02Which is the better long-term investment — POAS or CSCO?
Over the past 5 years, Cisco Systems, Inc.
(CSCO) delivered a total return of +96. 4%, compared to -37. 9% for Phaos Technology Holdings (Cayman) Limited (POAS). Over 10 years, the gap is even starker: CSCO returned +318. 3% versus POAS's -37. 9%. Past returns do not guarantee future results, and the stock with the higher historical return may already have its best growth priced in.
03Which is safer — POAS or CSCO?
By beta (market sensitivity over 5 years), Phaos Technology Holdings (Cayman) Limited (POAS) is the lower-risk stock at 0.
14β versus Cisco Systems, Inc. 's 0. 90β — meaning CSCO is approximately 540% more volatile than POAS relative to the S&P 500. On balance sheet safety, Phaos Technology Holdings (Cayman) Limited (POAS) carries a lower debt/equity ratio of 27% versus 63% for Cisco Systems, Inc. — giving it more financial flexibility in a downturn.

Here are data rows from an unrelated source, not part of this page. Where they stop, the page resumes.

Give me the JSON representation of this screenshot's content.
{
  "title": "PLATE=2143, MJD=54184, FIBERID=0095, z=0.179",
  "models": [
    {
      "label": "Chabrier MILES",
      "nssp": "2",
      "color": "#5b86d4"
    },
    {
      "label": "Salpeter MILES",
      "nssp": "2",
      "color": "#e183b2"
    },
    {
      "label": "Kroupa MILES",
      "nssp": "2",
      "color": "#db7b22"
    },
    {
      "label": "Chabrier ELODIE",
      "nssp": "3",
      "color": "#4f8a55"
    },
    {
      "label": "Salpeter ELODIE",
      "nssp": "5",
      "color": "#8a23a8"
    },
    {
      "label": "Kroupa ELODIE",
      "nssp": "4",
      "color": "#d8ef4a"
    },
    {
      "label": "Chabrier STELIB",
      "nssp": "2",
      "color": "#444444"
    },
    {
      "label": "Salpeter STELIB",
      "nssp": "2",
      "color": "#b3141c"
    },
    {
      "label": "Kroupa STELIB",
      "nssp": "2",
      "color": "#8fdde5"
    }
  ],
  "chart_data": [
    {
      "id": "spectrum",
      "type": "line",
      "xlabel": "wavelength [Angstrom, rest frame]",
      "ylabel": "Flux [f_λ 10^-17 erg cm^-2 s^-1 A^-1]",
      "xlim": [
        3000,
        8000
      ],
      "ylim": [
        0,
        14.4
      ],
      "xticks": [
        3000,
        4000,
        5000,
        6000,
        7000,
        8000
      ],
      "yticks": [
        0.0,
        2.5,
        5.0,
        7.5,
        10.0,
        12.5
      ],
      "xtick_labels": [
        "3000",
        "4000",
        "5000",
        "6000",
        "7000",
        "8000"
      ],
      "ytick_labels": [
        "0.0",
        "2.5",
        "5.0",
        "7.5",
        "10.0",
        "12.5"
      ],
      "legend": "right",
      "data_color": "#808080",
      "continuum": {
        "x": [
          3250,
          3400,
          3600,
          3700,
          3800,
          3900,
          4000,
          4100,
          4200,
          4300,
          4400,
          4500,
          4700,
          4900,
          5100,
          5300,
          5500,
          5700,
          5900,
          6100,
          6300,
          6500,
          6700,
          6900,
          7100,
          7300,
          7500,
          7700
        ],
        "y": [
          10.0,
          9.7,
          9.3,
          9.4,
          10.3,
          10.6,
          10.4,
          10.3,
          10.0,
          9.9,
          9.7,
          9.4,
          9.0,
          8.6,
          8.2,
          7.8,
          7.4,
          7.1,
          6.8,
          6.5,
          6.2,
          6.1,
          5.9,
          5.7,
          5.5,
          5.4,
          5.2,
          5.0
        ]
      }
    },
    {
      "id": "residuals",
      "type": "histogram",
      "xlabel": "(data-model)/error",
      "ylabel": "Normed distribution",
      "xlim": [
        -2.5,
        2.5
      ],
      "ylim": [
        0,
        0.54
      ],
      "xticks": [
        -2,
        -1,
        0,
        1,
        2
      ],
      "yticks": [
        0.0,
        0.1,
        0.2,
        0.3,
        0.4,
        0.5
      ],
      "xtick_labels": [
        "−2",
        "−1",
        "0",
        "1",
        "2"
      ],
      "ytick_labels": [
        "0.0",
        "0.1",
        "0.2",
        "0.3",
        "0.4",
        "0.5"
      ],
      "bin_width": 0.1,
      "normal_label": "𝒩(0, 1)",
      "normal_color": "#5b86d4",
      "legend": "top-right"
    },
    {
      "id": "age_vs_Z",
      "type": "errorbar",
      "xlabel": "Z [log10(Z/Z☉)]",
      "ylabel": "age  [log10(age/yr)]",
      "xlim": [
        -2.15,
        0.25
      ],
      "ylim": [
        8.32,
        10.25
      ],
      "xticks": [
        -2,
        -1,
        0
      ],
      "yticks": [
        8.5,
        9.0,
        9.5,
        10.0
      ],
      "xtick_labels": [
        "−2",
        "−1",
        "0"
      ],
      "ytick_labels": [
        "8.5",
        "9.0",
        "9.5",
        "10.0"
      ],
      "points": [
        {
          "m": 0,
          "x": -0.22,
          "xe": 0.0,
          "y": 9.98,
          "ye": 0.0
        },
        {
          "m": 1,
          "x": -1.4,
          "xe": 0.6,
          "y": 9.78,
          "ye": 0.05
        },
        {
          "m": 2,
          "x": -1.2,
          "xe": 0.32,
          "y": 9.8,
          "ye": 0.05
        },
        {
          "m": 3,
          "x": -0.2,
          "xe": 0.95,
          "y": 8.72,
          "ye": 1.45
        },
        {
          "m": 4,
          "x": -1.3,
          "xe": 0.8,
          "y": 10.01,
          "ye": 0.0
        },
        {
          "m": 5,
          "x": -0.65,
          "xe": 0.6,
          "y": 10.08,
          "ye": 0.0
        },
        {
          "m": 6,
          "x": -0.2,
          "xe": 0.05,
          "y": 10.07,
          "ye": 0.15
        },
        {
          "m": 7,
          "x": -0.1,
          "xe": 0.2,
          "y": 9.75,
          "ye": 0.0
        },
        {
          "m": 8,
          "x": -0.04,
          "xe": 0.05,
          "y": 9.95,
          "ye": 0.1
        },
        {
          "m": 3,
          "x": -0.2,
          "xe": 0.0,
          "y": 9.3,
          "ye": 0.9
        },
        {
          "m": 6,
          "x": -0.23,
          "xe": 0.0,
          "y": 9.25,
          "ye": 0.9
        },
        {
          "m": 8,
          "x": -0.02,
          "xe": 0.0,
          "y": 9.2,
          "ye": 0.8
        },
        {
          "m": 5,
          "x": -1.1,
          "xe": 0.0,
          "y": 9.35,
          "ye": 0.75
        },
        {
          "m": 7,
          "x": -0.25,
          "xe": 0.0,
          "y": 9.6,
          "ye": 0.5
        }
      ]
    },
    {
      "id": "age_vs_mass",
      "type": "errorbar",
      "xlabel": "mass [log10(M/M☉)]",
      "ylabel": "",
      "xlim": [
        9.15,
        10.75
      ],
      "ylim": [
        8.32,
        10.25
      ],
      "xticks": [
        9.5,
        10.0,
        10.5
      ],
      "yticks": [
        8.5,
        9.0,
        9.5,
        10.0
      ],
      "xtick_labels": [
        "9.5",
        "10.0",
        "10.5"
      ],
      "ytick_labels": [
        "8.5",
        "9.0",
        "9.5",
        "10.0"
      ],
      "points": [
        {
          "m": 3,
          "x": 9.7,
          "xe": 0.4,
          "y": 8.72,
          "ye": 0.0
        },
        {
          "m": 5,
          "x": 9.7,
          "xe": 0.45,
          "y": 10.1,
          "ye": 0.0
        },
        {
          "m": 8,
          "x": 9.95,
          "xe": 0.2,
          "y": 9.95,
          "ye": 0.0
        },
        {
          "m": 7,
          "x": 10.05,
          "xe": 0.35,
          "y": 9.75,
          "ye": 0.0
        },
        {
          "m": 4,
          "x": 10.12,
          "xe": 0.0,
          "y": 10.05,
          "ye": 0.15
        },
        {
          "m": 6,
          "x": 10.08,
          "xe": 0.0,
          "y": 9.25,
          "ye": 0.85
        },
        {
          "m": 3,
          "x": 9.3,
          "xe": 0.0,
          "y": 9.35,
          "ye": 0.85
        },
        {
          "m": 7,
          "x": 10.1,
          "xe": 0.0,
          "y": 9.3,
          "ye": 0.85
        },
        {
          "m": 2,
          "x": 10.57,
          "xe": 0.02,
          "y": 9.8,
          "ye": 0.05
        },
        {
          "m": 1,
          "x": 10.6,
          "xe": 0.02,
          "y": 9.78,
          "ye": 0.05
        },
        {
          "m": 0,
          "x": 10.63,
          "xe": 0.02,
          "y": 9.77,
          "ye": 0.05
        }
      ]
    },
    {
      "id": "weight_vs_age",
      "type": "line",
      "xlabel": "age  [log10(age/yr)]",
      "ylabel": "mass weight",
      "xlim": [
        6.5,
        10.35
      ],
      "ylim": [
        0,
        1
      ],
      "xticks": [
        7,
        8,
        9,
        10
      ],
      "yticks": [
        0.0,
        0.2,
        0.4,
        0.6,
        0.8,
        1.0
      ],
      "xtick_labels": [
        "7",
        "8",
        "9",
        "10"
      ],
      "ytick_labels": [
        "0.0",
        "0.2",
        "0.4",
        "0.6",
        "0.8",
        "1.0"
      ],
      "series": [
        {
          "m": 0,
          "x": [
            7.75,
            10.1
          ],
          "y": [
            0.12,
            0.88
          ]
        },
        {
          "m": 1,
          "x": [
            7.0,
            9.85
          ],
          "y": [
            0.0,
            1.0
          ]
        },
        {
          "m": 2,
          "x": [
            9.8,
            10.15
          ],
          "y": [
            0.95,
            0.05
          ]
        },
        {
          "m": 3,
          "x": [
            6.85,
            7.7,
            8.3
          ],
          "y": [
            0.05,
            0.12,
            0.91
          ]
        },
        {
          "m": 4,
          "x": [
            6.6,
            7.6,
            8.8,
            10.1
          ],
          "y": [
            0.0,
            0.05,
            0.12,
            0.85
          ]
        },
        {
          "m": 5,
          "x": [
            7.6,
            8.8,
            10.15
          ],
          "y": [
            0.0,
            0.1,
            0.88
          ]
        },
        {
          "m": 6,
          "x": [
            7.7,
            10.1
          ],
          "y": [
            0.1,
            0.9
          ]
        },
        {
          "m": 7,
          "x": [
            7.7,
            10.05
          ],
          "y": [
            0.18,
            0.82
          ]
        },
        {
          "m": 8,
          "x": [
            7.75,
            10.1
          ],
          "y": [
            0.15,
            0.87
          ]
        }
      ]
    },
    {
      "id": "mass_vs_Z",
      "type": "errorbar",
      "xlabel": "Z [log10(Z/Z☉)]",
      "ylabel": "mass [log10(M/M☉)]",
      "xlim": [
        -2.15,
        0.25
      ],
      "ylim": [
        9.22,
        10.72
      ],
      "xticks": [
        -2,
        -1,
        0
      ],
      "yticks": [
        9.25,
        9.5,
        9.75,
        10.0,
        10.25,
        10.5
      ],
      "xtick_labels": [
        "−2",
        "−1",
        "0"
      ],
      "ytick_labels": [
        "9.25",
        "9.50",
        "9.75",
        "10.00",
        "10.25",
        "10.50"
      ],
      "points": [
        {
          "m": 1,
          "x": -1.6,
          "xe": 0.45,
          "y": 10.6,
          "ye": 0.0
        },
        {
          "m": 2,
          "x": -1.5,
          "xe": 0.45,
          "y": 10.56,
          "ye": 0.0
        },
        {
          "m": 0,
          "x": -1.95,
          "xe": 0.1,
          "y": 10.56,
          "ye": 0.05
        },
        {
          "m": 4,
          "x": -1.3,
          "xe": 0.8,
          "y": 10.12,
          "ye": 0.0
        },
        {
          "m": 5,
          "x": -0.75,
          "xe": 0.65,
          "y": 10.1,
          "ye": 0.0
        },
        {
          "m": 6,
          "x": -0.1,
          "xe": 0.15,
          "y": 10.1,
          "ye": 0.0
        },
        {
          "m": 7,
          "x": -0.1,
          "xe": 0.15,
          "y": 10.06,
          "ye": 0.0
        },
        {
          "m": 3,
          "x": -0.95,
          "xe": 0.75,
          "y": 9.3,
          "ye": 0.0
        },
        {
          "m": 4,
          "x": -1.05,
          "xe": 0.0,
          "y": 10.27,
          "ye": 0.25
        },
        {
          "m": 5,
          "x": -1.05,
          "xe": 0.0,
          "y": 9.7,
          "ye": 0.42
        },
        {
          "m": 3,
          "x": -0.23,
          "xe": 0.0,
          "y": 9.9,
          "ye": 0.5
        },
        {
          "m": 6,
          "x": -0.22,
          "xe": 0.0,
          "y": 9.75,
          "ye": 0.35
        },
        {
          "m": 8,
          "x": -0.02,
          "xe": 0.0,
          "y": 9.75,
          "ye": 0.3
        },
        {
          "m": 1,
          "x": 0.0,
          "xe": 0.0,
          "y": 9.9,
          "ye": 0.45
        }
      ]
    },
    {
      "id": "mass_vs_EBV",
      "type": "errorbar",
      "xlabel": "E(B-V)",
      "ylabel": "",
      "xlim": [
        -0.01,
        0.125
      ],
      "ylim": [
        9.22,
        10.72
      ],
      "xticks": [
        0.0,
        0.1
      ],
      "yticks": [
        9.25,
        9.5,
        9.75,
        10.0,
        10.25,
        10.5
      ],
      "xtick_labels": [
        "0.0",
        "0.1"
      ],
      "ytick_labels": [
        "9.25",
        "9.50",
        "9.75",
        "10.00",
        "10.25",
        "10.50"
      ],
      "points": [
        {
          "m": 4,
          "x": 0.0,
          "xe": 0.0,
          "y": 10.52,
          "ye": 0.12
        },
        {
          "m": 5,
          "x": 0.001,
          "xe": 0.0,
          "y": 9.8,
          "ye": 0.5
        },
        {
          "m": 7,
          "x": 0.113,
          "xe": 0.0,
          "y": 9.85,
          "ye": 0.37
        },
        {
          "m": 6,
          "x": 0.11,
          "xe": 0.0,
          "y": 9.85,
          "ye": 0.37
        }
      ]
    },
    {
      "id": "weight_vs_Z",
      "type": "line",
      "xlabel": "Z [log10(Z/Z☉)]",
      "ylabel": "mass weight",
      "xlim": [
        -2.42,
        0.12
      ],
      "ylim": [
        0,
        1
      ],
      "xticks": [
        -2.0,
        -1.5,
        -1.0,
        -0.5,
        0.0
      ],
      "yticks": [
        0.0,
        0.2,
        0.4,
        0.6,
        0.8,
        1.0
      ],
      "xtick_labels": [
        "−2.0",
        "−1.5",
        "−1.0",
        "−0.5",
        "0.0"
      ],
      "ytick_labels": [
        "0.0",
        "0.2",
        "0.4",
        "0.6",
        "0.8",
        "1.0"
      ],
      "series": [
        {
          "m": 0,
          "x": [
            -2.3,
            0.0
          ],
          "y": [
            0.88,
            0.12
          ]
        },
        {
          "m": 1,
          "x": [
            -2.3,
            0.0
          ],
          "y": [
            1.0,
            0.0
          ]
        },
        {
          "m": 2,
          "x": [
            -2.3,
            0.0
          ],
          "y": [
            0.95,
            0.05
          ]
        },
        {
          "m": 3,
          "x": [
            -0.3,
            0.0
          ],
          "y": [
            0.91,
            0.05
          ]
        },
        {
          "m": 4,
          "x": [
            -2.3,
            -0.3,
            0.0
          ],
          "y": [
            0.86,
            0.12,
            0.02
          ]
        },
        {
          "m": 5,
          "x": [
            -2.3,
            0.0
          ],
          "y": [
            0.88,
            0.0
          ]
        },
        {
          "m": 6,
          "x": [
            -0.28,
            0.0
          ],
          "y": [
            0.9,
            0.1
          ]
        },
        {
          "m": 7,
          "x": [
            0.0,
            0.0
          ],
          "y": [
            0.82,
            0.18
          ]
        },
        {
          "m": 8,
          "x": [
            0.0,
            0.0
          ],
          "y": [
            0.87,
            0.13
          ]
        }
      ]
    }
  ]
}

04Which is growing faster — POAS or CSCO?
By revenue growth (latest reported year), Phaos Technology Holdings (Cayman) Limited (POAS) is pulling ahead at 189.
3% versus 5. 3% for Cisco Systems, Inc. (CSCO). On earnings-per-share growth, the picture is similar: Phaos Technology Holdings (Cayman) Limited grew EPS 100. 0% year-over-year, compared to 0. 4% for Cisco Systems, Inc.. Higher growth typically commands a higher valuation multiple — check whether the premium P/E or P/S is justified by the growth rate using the PEG ratio.
05Which has better profit margins — POAS or CSCO?
Cisco Systems, Inc.
(CSCO) is the more profitable company, earning 18. 0% net margin versus -125. 3% for Phaos Technology Holdings (Cayman) Limited — meaning it keeps 18. 0% of every revenue dollar as bottom-line profit. Operating margin tells a similar story: CSCO leads at 20. 8% versus -132. 9% for POAS. At the gross margin level — before operating expenses — CSCO leads at 64. 9%, reflecting greater pricing power or product mix advantage. Stronger margins indicate durable pricing power, lower cost of revenue, or higher mix of software/services. They are one of the clearest signs of business quality.
06Which pays a better dividend — POAS or CSCO?
In this comparison, CSCO (1.
7% yield) pays a dividend. POAS does not pay a meaningful dividend and should not be held primarily for income.
07Is POAS or CSCO better for a retirement portfolio?
For long-horizon retirement investors, Cisco Systems, Inc.
(CSCO) is the stronger choice — it scores higher on the combination of lower volatility, dividend reliability, and long-term compounding (low volatility (β 0. 90), 1. 7% yield, +318. 3% 10Y return). Both have compounded well over 10 years (CSCO: +318. 3%, POAS: -37. 9%), confirming both are viable long-term holds — but the lower-volatility option typically results in less emotional selling during corrections. Retirement portfolios generally favour predictability over maximum returns. Consult a financial advisor before making allocation decisions.
08What are the main differences between POAS and CSCO?
These companies operate in different sectors (POAS (Healthcare) and CSCO (Technology)), which means they face different economic cycles, regulatory environments, and macro sensitivities — making direct comparison nuanced.
In terms of investment character: POAS is a small-cap high-growth stock; CSCO is a large-cap quality compounder stock. CSCO pays a dividend while POAS does not, making them suitable for different income and tax situations. These fundamental differences mean investors should not choose between them on a single metric — the "better stock" depends entirely on which of these characteristics aligns with your investment strategy.